崔文瑾坐到石凳上,动手给自己斟了一杯茶,好整以暇地看着对面面色通红的少年。
“不是说不会说话吗?声音挺响的啊。”崔文瑾挑起眉,右手大拇指摩挲着手中的茶盏,就如同刚才摩挲少年的下巴一般。
果然,那少年一见他这动作,刚刚平息的情绪又高涨起来,冷哼道:“无耻。”
崔文瑾并不动气,悠悠然地抿了一口茶,在少年快屏不住气的时候才开口道:“你叫什么名字。”
少年撇过脸,根本不理睬他。
崔文瑾继续自言自语道:“不如,叫你阿乔吧。”
少年猛地瞪向他,目光中既有震惊也有恐惧,带着伤痕的双手紧紧地握成了拳头。
“很奇怪我为什么会救你吧。”崔文瑾放下杯子,再次走到少年面前,他凑近,仔细地盯着那张秀美得近乎女气的脸,一声轻叹,“谁叫,你长得像她呢。”
***
内书房里,一片寂静。
裴老爷子沉默地背手站在窗口,裴敬东面无表情地坐着,而裴敬北则是捧着手里的画卷,目光森然。
诚然,平日里的裴敬北总是嬉皮笑脸的没个正形,可是在得知亦父亦兄的蒋怀德被害后,他的心头却像是被点起了一把火种,熊熊地燃烧着。
听父兄说,百川兄只留下一封看似日常的书信和一卷风景画,他用性命得来的秘密,应该就隐藏在这看似不起眼的画卷中。裴敬北捧着那幅画已经看了整整一个时辰,但是在一遍又一遍地看下来后,他却毫无所获。这让自诩书画一绝的裴敬北又是羞愧又是自责。
“还是看不出什么吗?”裴敬东问弟弟。
裴敬北小心翼翼地将画卷收起,失落地摇了摇头。左看右看,那都只是一幅在寻常不过的风景画,就连那题诗,也是毫无特色。
“如果那么容易就看出问题,百川也就不是百川了。”裴老爷子转过头,淡淡道。他了解自己的弟子,百川才华虽然不如其他几个师兄弟,但是为人谨慎这一点,却是众人之首。
裴敬北颓然地叹了口气,第一次感觉这么无力。他是家中老幺,三个哥哥皆是人中龙凤,根本不需要他光耀门楣,他也无需为了钱财生计担忧,所以他一向随性自由,寄情山水,广交好友。

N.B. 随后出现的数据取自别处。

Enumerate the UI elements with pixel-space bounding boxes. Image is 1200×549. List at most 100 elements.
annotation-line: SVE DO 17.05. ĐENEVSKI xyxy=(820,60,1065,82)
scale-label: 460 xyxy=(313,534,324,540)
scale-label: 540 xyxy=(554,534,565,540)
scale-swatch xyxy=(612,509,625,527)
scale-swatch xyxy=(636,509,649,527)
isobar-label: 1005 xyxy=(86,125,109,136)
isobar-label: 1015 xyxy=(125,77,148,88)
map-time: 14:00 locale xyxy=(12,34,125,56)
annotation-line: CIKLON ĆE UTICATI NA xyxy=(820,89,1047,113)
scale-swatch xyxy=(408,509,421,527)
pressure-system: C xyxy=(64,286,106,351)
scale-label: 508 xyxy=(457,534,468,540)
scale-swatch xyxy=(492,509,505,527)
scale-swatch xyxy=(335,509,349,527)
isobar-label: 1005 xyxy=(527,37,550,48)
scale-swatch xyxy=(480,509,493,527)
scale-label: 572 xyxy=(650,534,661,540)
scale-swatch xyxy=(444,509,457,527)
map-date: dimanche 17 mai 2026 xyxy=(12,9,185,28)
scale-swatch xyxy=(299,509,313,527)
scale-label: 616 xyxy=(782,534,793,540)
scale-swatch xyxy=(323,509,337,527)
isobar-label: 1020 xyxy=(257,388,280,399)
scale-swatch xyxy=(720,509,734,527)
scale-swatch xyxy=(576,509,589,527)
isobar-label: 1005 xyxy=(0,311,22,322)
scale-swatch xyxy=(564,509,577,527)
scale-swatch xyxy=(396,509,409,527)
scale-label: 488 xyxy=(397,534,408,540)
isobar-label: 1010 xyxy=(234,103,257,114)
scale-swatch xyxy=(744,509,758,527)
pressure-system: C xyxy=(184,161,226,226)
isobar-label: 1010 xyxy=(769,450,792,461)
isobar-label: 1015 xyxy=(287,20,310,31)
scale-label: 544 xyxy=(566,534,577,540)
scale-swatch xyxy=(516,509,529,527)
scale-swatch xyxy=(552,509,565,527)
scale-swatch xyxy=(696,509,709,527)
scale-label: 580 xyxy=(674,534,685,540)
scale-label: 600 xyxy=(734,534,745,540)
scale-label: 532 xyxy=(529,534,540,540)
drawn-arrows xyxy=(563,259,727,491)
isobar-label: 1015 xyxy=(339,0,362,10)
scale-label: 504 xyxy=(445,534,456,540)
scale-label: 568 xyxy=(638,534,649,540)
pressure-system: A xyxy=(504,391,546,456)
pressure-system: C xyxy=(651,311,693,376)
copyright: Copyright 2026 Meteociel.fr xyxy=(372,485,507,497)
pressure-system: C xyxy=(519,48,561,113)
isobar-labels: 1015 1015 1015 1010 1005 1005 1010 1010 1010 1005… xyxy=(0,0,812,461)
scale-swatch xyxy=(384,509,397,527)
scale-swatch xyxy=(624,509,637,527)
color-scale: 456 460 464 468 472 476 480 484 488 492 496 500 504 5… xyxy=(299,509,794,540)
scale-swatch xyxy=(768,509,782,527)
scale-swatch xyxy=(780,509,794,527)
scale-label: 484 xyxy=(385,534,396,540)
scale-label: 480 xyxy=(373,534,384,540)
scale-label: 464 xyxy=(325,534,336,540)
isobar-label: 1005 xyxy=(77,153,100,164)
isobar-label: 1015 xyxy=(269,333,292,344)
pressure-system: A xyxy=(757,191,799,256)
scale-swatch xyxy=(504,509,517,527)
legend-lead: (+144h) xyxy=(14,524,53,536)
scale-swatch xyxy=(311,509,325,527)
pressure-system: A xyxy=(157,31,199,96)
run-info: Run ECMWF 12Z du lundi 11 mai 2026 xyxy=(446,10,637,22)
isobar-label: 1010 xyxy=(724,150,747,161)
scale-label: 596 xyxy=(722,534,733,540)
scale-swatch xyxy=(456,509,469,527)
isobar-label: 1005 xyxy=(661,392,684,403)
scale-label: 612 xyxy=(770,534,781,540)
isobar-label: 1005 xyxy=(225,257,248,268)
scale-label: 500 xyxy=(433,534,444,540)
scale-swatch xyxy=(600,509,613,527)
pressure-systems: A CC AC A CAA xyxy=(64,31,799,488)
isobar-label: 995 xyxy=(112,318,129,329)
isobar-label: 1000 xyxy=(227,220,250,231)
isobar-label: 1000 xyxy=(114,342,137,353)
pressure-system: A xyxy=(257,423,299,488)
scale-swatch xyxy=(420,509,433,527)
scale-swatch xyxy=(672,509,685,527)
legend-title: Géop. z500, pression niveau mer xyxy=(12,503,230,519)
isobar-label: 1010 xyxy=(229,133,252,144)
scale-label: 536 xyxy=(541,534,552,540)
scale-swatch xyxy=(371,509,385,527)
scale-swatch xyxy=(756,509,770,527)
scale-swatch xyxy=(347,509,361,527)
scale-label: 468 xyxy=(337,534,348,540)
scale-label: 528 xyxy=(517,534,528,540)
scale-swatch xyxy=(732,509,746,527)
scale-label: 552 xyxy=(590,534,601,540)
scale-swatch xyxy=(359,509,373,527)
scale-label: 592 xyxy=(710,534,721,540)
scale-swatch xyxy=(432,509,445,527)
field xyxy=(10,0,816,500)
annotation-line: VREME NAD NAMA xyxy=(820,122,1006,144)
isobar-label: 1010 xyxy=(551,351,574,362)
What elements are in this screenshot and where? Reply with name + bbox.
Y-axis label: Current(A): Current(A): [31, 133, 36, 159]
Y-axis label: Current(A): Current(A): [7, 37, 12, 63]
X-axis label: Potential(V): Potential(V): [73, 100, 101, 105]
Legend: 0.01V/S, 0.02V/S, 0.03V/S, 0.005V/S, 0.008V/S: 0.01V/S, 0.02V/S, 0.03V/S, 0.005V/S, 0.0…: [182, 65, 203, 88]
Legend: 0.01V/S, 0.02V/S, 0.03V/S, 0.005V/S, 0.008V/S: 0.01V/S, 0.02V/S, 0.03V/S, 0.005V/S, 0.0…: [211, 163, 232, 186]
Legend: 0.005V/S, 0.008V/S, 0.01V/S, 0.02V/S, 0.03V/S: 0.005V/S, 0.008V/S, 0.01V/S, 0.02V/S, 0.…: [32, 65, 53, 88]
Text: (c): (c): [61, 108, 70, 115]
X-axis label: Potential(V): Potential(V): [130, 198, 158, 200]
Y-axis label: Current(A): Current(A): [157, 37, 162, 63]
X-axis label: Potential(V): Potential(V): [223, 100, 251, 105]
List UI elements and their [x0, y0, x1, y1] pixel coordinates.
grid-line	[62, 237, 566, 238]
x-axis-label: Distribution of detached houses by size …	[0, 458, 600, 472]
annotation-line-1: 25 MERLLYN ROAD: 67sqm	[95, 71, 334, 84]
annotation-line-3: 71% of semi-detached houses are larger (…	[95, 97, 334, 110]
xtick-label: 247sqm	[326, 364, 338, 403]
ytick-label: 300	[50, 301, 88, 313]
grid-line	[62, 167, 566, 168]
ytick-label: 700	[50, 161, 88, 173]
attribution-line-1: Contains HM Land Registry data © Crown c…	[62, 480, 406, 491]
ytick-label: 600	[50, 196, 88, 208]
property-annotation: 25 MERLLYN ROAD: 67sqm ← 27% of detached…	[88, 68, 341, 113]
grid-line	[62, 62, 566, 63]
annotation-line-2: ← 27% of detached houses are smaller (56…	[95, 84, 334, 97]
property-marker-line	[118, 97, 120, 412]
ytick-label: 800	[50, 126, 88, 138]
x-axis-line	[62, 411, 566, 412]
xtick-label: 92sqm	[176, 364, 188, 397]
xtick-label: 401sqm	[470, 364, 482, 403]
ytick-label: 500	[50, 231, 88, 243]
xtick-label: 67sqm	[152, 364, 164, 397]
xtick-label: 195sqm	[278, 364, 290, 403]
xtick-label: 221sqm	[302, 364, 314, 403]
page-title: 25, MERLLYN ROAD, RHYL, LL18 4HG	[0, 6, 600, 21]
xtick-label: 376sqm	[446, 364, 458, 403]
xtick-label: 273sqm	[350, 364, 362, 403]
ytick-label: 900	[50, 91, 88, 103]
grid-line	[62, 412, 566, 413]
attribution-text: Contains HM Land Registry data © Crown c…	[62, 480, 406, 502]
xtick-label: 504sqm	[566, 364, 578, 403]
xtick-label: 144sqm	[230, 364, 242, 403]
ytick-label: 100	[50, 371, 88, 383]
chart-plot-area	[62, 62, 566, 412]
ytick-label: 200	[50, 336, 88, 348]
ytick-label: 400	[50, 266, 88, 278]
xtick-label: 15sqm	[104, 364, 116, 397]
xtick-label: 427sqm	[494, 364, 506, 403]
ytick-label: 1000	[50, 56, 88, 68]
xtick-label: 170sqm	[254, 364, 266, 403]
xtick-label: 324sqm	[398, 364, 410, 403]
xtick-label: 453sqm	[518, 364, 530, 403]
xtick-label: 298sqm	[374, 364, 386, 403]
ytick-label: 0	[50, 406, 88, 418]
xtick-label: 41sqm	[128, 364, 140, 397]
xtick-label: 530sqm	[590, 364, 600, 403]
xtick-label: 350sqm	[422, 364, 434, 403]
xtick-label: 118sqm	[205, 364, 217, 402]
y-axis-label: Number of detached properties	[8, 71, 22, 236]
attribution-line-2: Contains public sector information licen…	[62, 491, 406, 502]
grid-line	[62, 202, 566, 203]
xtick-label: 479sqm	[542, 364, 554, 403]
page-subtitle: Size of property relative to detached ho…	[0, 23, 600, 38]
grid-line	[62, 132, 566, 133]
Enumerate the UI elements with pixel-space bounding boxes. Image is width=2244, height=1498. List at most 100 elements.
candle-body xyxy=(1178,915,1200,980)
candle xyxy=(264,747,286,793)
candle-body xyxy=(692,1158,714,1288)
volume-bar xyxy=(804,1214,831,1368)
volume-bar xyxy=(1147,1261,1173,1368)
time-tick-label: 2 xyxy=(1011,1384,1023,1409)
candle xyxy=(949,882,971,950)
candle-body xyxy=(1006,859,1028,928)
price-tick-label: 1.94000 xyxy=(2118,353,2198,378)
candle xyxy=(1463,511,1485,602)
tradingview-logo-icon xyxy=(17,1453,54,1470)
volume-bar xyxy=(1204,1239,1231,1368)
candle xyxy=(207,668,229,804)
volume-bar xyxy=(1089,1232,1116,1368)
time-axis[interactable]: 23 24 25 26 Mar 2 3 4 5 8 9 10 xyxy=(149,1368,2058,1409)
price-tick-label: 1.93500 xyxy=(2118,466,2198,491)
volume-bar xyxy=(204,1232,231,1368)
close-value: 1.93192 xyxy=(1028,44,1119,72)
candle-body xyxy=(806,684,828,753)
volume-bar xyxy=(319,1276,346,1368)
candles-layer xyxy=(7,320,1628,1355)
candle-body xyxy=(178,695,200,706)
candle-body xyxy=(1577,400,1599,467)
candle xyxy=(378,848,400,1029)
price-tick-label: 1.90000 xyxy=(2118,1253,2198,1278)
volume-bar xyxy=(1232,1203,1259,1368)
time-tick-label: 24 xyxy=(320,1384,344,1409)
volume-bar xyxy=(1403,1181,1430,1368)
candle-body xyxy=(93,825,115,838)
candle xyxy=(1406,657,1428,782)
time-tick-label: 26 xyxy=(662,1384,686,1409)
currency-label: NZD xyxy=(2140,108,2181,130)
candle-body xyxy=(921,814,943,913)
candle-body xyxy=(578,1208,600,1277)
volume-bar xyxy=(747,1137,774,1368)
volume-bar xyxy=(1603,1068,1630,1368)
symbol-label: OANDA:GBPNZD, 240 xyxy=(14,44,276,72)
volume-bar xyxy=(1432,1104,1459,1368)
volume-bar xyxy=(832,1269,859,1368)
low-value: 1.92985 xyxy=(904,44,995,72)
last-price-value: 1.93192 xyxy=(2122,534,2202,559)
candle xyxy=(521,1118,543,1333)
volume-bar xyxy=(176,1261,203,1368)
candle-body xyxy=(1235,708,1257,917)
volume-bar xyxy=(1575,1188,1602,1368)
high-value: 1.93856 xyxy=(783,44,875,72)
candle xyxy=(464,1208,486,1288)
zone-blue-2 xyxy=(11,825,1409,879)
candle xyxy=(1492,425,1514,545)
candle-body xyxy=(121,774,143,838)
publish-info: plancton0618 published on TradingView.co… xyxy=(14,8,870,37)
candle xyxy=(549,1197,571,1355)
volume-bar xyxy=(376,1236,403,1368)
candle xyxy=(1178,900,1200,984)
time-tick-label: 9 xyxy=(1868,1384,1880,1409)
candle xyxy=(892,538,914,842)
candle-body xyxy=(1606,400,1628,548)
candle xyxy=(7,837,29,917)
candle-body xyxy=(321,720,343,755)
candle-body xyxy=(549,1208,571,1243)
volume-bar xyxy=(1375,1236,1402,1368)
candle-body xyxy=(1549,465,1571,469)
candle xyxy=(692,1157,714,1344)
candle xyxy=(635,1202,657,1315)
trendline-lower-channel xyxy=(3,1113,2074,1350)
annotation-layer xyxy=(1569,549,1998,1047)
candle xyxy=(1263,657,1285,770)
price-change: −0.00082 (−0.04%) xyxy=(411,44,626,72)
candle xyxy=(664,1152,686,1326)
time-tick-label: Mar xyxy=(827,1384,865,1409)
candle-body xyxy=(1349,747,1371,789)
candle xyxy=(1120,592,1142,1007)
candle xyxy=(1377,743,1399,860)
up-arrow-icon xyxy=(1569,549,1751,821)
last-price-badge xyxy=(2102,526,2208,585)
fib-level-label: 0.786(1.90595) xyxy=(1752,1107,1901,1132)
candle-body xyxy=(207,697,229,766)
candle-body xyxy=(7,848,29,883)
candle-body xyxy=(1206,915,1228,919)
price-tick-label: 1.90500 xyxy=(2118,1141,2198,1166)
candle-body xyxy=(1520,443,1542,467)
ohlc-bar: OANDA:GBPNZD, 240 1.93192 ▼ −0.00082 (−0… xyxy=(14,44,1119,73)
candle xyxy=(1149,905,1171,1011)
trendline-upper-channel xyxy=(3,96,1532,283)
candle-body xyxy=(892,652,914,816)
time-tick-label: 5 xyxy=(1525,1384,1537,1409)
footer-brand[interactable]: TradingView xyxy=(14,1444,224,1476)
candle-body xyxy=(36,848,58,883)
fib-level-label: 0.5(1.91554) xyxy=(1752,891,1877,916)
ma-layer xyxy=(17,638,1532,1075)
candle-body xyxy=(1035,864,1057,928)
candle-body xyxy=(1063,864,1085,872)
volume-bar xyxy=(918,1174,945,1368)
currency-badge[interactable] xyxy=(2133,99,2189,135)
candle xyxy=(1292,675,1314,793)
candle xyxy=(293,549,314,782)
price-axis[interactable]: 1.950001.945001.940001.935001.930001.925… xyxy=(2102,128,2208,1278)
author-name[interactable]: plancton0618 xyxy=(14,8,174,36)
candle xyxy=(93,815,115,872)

他看不起那些为了权力富贵汲汲专营的人,也不屑为了状元头衔挤破了脑门,他这一生,本该畅游山水,无拘无束,而如今,他却感觉到了深深的危机。
“百川定是寻找到了了不得的证据,所以魏国泰才会迫不及待地杀人灭口。”裴敬东皱眉,据打探消息的人回报,百川是在去下朝的路上‘出了意外’的,而百川妻子则是因为哀恸过头,一病不起,没多久便香消玉殒。